It’s been well over a year now since the Canadian House of Commons passed private member’s bill C-290, a proposal to change current restrictive sports betting laws by allowing single-game wagering.
In the normal course of events the approval of the Senate would be routine, but political bickering and a busy schedule has instead created a situation where the bill could run out of time and fail if it is not approved before the Senate recesses for the summer at the end of this (June) month.
There are some who say that this negative outcome is exactly what some of the bill’s opponents have in mind.
Supporters of the bill have been equally insistent that the proposal, which received overwhelming support in the Commons, be passed.
Drawing attention to the remarkable delays in the Senate this week will be a public demonstration in Windsor, Ontario in favour of the bill’s passage, whilst Senate Leader Marjory LeBreton has let it be known that she would like to see long-delayed measures like C-290 finalised properly (instead of simply running out of time) before the Senate shuts down.
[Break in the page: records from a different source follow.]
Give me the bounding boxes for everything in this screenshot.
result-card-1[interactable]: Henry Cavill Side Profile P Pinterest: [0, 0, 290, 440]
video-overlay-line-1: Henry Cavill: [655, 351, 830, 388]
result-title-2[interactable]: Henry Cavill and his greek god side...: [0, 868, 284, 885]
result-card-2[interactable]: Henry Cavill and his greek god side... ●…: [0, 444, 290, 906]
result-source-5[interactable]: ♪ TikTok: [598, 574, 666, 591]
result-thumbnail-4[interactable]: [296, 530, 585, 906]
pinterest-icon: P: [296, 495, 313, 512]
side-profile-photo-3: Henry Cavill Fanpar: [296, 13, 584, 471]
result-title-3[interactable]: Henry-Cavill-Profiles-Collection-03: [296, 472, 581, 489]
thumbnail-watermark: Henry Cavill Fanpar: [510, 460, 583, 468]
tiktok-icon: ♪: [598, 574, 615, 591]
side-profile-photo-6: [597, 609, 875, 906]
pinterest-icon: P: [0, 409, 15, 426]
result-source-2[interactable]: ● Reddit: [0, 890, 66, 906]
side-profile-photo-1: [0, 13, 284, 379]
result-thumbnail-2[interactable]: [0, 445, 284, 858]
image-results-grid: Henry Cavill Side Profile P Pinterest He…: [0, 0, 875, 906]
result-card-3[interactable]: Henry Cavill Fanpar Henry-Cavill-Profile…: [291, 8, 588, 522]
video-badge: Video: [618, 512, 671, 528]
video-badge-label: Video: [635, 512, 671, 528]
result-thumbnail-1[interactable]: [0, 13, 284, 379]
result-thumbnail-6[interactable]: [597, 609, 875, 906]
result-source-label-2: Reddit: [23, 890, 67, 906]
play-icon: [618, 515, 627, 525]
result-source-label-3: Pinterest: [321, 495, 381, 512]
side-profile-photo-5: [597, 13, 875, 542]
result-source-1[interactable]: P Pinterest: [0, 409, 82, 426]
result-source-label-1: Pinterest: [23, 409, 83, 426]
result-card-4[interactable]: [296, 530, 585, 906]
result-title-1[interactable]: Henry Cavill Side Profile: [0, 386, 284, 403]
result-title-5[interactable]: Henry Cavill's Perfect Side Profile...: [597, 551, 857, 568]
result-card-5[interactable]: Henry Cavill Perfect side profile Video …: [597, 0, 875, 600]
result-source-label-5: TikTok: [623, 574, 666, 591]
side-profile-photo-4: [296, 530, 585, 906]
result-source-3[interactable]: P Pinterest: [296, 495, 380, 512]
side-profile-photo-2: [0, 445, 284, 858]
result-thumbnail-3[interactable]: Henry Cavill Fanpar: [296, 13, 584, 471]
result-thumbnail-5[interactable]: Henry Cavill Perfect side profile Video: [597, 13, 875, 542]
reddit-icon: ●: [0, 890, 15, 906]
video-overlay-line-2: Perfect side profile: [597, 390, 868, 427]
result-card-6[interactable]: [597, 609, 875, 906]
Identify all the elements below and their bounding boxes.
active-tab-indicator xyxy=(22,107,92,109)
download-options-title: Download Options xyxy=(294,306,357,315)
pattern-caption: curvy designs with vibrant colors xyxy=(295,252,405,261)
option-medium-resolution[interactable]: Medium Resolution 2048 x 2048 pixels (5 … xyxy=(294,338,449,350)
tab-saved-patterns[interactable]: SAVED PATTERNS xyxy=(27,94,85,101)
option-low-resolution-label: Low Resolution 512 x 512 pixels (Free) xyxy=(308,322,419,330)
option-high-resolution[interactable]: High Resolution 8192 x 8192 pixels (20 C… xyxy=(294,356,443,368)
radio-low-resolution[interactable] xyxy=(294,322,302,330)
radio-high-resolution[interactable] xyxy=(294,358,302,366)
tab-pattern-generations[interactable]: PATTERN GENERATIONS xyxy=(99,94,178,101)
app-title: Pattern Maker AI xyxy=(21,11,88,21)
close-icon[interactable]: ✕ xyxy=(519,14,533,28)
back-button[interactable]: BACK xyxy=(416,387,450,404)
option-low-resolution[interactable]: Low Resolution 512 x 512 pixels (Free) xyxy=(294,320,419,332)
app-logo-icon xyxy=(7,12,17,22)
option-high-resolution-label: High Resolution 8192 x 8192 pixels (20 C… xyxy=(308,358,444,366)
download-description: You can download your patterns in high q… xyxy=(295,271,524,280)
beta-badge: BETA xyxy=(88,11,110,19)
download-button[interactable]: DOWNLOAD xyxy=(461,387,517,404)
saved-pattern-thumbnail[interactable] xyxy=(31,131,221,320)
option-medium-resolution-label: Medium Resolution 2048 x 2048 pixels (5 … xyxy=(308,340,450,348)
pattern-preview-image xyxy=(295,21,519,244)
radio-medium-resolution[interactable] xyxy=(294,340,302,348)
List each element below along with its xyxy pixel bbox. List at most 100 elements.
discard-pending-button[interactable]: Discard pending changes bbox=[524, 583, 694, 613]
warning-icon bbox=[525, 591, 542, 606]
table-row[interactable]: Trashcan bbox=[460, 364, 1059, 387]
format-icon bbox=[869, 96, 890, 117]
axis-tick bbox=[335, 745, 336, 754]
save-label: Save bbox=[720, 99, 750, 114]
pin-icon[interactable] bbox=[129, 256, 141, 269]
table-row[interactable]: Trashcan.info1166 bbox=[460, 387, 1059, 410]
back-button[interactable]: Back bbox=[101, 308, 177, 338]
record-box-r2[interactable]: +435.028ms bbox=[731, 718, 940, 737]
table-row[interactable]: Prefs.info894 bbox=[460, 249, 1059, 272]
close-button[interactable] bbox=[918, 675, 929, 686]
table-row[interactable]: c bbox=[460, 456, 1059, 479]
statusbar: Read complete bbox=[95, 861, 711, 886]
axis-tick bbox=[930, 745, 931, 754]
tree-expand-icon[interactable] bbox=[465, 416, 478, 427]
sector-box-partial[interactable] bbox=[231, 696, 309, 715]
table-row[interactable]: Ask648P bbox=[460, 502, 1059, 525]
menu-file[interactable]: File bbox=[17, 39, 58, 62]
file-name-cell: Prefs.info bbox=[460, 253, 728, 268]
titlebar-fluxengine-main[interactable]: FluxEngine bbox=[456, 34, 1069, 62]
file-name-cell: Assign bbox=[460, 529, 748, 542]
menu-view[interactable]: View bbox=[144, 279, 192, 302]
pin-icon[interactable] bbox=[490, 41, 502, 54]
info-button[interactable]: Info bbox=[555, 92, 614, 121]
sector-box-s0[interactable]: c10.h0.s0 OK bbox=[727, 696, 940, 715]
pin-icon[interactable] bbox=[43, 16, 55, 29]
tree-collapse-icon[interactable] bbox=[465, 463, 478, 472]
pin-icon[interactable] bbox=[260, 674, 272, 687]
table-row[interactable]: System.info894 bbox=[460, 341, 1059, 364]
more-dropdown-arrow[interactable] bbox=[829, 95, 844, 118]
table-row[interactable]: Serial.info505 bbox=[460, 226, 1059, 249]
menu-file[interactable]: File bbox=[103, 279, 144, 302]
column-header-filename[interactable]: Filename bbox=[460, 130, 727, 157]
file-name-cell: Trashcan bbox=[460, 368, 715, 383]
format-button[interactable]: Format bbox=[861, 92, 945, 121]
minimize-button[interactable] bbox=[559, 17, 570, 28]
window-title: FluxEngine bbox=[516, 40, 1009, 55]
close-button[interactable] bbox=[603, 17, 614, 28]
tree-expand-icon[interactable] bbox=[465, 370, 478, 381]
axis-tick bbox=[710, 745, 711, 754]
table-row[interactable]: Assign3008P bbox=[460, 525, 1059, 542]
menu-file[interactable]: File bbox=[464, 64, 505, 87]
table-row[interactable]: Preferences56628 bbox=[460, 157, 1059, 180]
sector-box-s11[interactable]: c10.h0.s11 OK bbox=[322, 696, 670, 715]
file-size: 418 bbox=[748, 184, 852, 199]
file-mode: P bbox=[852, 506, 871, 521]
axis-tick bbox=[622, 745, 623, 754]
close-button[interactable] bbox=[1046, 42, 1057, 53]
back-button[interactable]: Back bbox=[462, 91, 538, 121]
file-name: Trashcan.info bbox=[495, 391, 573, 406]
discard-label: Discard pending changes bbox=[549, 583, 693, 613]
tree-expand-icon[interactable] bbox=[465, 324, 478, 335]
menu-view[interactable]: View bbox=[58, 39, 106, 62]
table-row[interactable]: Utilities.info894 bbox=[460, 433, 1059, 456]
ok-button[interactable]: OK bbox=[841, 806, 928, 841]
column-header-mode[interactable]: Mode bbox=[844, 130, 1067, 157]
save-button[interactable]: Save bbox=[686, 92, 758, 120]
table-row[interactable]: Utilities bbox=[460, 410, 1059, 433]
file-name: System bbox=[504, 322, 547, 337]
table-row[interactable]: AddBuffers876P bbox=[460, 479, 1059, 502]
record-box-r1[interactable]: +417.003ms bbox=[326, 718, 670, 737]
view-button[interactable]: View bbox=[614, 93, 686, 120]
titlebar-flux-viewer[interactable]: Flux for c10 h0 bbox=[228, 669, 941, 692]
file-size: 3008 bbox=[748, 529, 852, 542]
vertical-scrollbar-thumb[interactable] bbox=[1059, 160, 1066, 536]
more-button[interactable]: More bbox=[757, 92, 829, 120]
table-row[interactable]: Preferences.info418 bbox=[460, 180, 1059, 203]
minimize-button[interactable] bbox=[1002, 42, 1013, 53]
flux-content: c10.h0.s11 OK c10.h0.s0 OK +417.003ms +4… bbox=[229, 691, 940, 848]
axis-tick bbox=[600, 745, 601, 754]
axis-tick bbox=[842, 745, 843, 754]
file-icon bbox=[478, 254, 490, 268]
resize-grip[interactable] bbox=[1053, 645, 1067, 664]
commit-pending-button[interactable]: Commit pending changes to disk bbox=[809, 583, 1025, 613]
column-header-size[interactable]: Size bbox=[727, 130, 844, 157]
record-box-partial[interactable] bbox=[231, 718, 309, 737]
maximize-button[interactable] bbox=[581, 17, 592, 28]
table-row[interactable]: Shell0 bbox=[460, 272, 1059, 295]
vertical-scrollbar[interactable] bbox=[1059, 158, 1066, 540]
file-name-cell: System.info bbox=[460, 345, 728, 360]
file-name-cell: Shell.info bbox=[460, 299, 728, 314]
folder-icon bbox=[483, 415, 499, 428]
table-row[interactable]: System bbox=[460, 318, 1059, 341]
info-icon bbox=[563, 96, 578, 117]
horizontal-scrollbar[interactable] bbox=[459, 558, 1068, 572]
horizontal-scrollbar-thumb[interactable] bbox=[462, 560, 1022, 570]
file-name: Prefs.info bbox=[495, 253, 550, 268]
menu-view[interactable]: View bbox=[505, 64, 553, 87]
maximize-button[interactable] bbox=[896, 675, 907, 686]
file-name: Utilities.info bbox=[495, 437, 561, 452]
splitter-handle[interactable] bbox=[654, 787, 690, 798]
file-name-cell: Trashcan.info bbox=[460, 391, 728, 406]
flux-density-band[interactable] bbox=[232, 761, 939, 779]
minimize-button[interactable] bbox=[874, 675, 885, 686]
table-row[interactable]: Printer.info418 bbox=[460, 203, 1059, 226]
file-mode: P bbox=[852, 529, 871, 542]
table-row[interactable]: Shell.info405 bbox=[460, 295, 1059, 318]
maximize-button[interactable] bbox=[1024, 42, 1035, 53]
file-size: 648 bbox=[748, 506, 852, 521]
C-290 has strong support from the bricks and mortar industry and gambling-related trade unions, an unusual alliance that indicates the wide support that this measure enjoys.
In the latest debate on the bill in the Senate, the usual unsubstantiated political claims that problem gambling would increase were refuted by Sen. Terry Mercer, who used the results from a now aging but still powerful scientific study to back his argument.
Mercer referred to the 2007 scientific study of almost 43,000 subjects in 80 nations (surely the largest sample yet – see previous reports) by the Division on Addiction of the Cambridge Health Alliance at Harvard University.
This scientifically factual and definitive attempt to settle the fallacies around sports betting once and for all was commissioned by the European online gambling group Bwin and received wide acclaim…but largely stony silence from gambling critics.
The key finding in the exhaustive and thoroughly documented study was that a massive majority of gamblers moderate their betting behaviour and know when to quit a session. Respected researchers reported that a whopping 99 percent of sports punters were ‘moderate’ gamblers, placing an average of four to five bets per week at an average stake of Euro 4, leading to a weekly loss of Euro 2.
The other 1 percent were categorised as more involved, placing an average 16 wagers a week with stakes over ten times higher, resulting in correspondingly larger losses. These gamblers particularly favoured in-play betting (42 wagers a week with stakes over Euro 50 per bet) and often branched out into poker and casino gambling as well.
But the most telling comment was one made by the survey’s authors, who observed that the results showed that speculation that internet gambling encourages excessive gambling amongst a significant proportion of gamblers simply wasn’t so. And, as Mercer pointed out, a similar study at Harvard in 2011 largely confirmed the earlier findings, replacing political speculation and misinformation with scientifically derived fact.